Harta yang Tidak Dizakati

Suatu ketika Nabi SAW bersabda,”Jika seseorang mempunyai emas dan perak (yang telah sampai Nisab dan Haulnya) dan ia tidak mengeluarkan zakatnya, maka pada hari kiamat kelak, emas dan perak tersebut akan dijadikan lempengan dan dibakar di dalam jahanam, kemudian diseterikakan pada pinggang, dahi dan punggung pemiliknya. Jika telah dingin, siksaan itu akan diulangi lagi selama satu hari, yang lamanya sebanding dengan limapuluh ribu tahun perhitungan di bumi. Setelah putusan “pengadilan akhirat” selesai, barulah ia mengetahui kemana akan dimasukkan, apakah akan ke surga atau ke neraka?”
Salah seorang sahabat berkata, “Wahai Rasulullah, bagaimana kalau memiliki unta?”
Nabi SAW bersabda,”Begitu juga dengan seseorang mempunyai unta (yang telah sampai Nisab dan Haulnya) dan ia tidak mengeluarkan zakatnya, maka pada hari kiamat kelak, unta-untanya tersebut akan dikumpulkan pada suatu tanah lapang tanpa teringgal seekorpun, lalu akan menggigit dan menginjak-injak pemiliknya. Satu persatu akan menyiksanya hingga selesai, dan siksaan itu akan diulangi lagi selama satu hari, yang lamanya sebanding dengan limapuluh ribu tahun perhitungan di bumi. Setelah putusan “pengadilan akhirat” selesai, barulah ia mengetahui kemana akan dimasukkan, apakah akan ke surga atau ke neraka?”
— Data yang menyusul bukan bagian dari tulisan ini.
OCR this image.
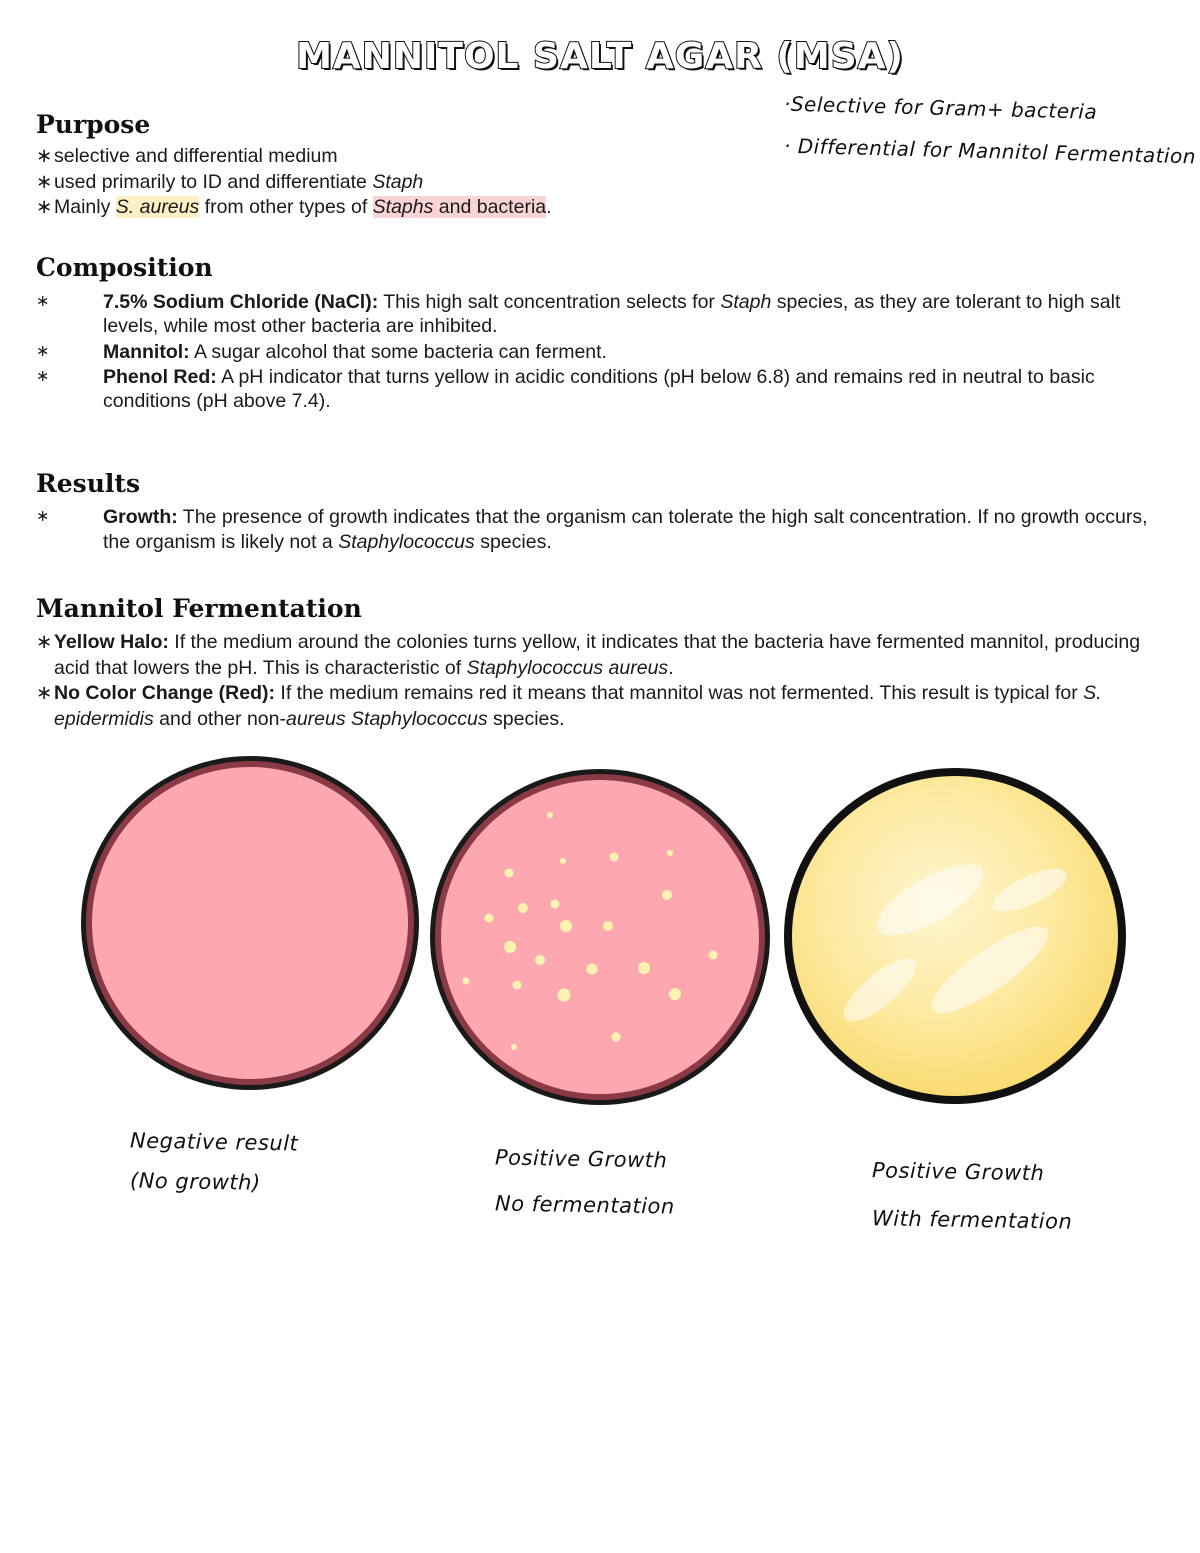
MANNITOL SALT AGAR (MSA)
·Selective for Gram+ bacteria
· Differential for Mannitol Fermentation
Purpose
∗ selective and differential medium
∗ used primarily to ID and differentiate Staph
∗ Mainly S. aureus from other types of Staphs and bacteria.
Composition
∗	7.5% Sodium Chloride (NaCl): This high salt concentration selects for Staph species, as they are tolerant to high salt levels, while most other bacteria are inhibited.
∗	Mannitol: A sugar alcohol that some bacteria can ferment.
∗	Phenol Red: A pH indicator that turns yellow in acidic conditions (pH below 6.8) and remains red in neutral to basic conditions (pH above 7.4).
Results
∗	Growth: The presence of growth indicates that the organism can tolerate the high salt concentration. If no growth occurs, the organism is likely not a Staphylococcus species.
Mannitol Fermentation
∗ Yellow Halo: If the medium around the colonies turns yellow, it indicates that the bacteria have fermented mannitol, producing acid that lowers the pH. This is characteristic of Staphylococcus aureus.
∗ No Color Change (Red): If the medium remains red it means that mannitol was not fermented. This result is typical for S. epidermidis and other non-aureus Staphylococcus species.
Negative result
(No growth)
Positive Growth
No fermentation
Positive Growth
With fermentation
Salah seorang sahabat lainnya berkata, “Wahai Rasulullah, bagaimana kalau memiliki lembu (sapi) dan kambing?”
Nabi SAW bersabda,”Begitu juga dengan seseorang mempunyai lembu dan kambing (yang telah sampai Nisab dan Haulnya) dan ia tidak mengeluarkan zakatnya, maka pada hari kiamat kelak, lembu-lembu dan kambing-kambingnya tersebut akan dikumpulkan pada suatu tanah lapang tanpa teringgal seekorpun, termasuk yang tanduknya patah, bengkok atau juga tidak bertanduk. Mereka akan menggigit dan menginjak-injak pemiliknya. Satu persatu akan menyiksanya hingga selesai, dan siksaan itu akan diulangi lagi selama satu hari, yang lamanya sebanding dengan limapuluh ribu tahun perhitungan di bumi. Setelah putusan “pengadilan akhirat” selesai, barulah ia mengetahui kemana akan dimasukkan, apakah akan ke surga atau ke neraka?”
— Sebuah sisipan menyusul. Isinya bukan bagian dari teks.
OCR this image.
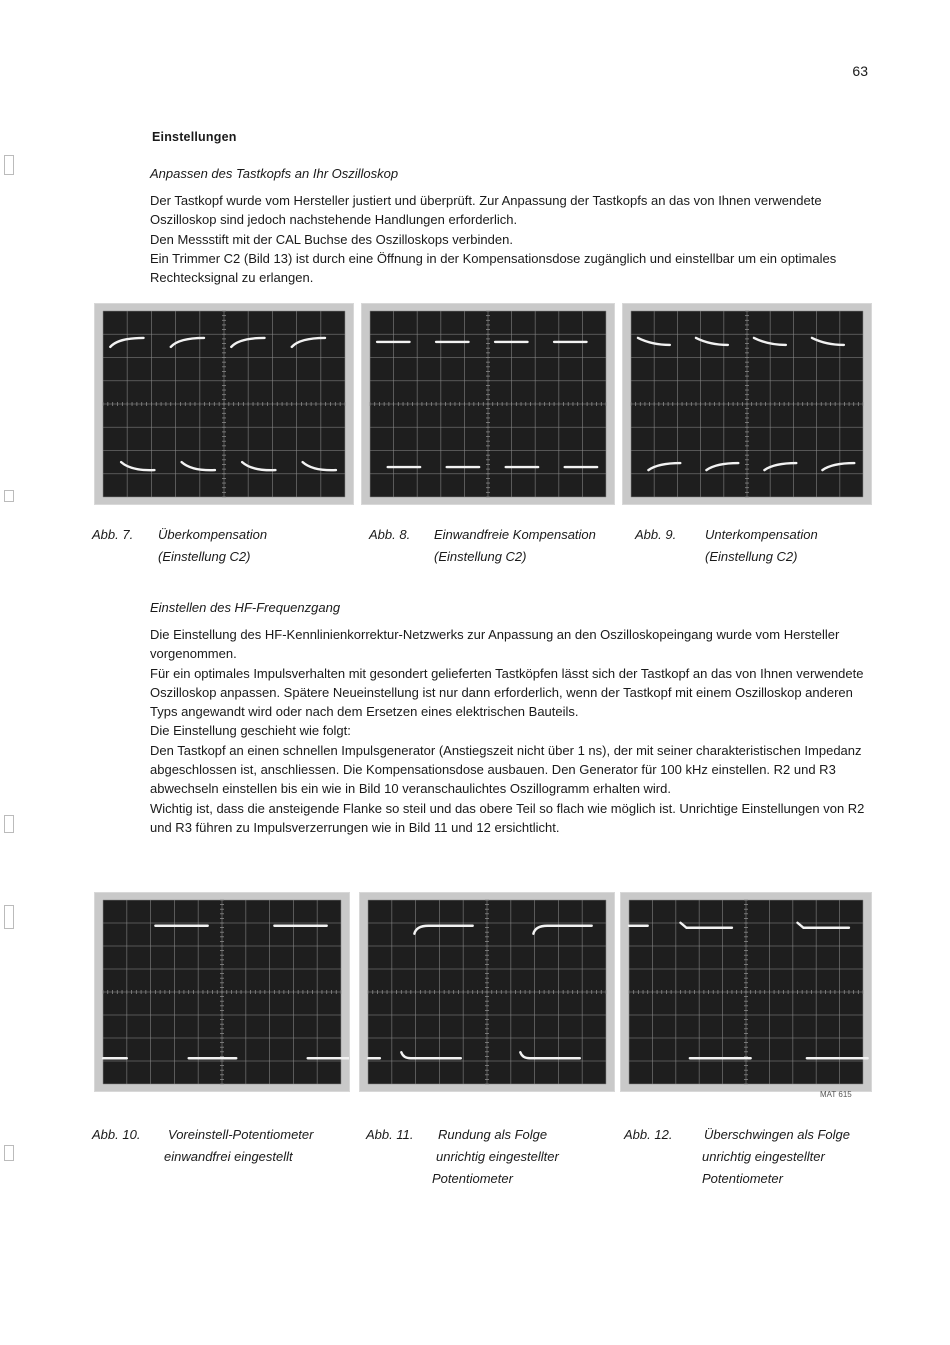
63
Einstellungen
Anpassen des Tastkopfs an Ihr Oszilloskop

Der Tastkopf wurde vom Hersteller justiert und überprüft. Zur Anpassung der Tastkopfs an das von Ihnen verwendete Oszilloskop sind jedoch nachstehende Handlungen erforderlich.

Den Messstift mit der CAL Buchse des Oszilloskops verbinden.

Ein Trimmer C2 (Bild 13) ist durch eine Öffnung in der Kompensationsdose zugänglich und einstellbar um ein optimales Rechtecksignal zu erlangen.

Abb. 7. Überkompensation
(Einstellung C2)
Abb. 8. Einwandfreie Kompensation
(Einstellung C2)
Abb. 9. Unterkompensation
(Einstellung C2)
Einstellen des HF-Frequenzgang

Die Einstellung des HF-Kennlinienkorrektur-Netzwerks zur Anpassung an den Oszilloskopeingang wurde vom Hersteller vorgenommen.

Für ein optimales Impulsverhalten mit gesondert gelieferten Tastköpfen lässt sich der Tastkopf an das von Ihnen verwendete Oszilloskop anpassen. Spätere Neueinstellung ist nur dann erforderlich, wenn der Tastkopf mit einem Oszilloskop anderen Typs angewandt wird oder nach dem Ersetzen eines elektrischen Bauteils.

Die Einstellung geschieht wie folgt:

Den Tastkopf an einen schnellen Impulsgenerator (Anstiegszeit nicht über 1 ns), der mit seiner charakteristischen Impedanz abgeschlossen ist, anschliessen. Die Kompensationsdose ausbauen. Den Generator für 100 kHz einstellen. R2 und R3 abwechseln einstellen bis ein wie in Bild 10 veranschaulichtes Oszillogramm erhalten wird.

Wichtig ist, dass die ansteigende Flanke so steil und das obere Teil so flach wie möglich ist. Unrichtige Einstellungen von R2 und R3 führen zu Impulsverzerrungen wie in Bild 11 und 12 ersichtlicht.

MAT 615
Abb. 10. Voreinstell-Potentiometer
einwandfrei eingestellt
Abb. 11. Rundung als Folge
unrichtig eingestellter
Potentiometer
Abb. 12. Überschwingen als Folge
unrichtig eingestellter
Potentiometer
Sahabat lainnya berkata, “Wahai Rasulullah, bagaimana kalau memiliki kuda??”
Tampaknya sahabat tersebut bertanya sehubungan dengan zakat, sebagai keterkaitan dari hal yang dijelaskan oleh Rasulullah SAW sebelumnya, tetapi jawaban beliau sama sekali tidak menghubungkan kuda dengan masalah zakat. Walaa yanthiquu ‘anil hawaa in huwa illaa wahyun yuukhaa, tidaklah Nabi SAW mengatakan sesuatu dari hawa nafsunya (termasuk analisa dan rekaan akal pikiran beliau), tetapi semua itu adalah wahyu yang diturunkan kepada beliau.
Namun demikian, sebagai seorang guru dan pendidik terbaik terhadap umat manusia, Nabi SAW masih menghubungkan masalah kuda tersebut dengan akibat di akhirat sebagaimana sebelumnya. Beliau bersabda, “Kuda itu ada tiga macam, kuda yang dapat mendatangkan dosa bagi pemiliknya, kuda yang dapat menutupi hajat (kebutuhan) pemiliknya, dan kuda yang dapat mendatangkan pahala bagi pemiliknya…..!!”
Kemudian Nabi SAW menjelaskan, bahwa kuda yang mendatangkan dosa adalah kuda yang dipelihara dengan maksud untuk sombong dan menjadi kebanggaan semata-mata. Dan juga yang digunakan untuk memerangi dan memusuhi Islam.
Kuda yang dapat menutupi hajat, adalah kuda yang dipergunakan untuk kepentingan pada jalan-jalan yang diridhai Allah, dan ia tidak melupakan hak dan kewajiban pemeliharaannya. Termasuk zakat dari harta/uang yang terkumpul dari hasil “pemanfaatan” kuda-kudanya tersebut, setelah cukup Nisab dan Haulnya.
Kuda yang dapat mendatangkan pahala adalah kuda yang dipergunakan untuk berjihad di jalan Allah dan untuk kepentingan umat Islam. Kuda semacam ini, jika ia dilepas pada suatu padang rumput atau kebun, kemudian ia makan sesuatu yang ada di situ, maka apa yang dimakan itu menjadi kebaikan (khasanat) bagi pemiliknya. Bahkan kotoran dan air kencingnya juga mempunyai nilai kebaikan di sisi Allah. Bila kuda itu terlepas dari kekangnya kemudian ia lari atau meloncat-loncat, maka jumlah langkahnya itu akan dicatat Allah sebagai kebaikan bagi pemiliknya. Jika kuda dibawa melalui sungai dan ia minum airnya, walaupun pemiliknya tidak bermaksud untuk memberinya minum, maka Allah akan mencatat air yang diminumnya itu sebagai kebaikan bagi pemiliknya.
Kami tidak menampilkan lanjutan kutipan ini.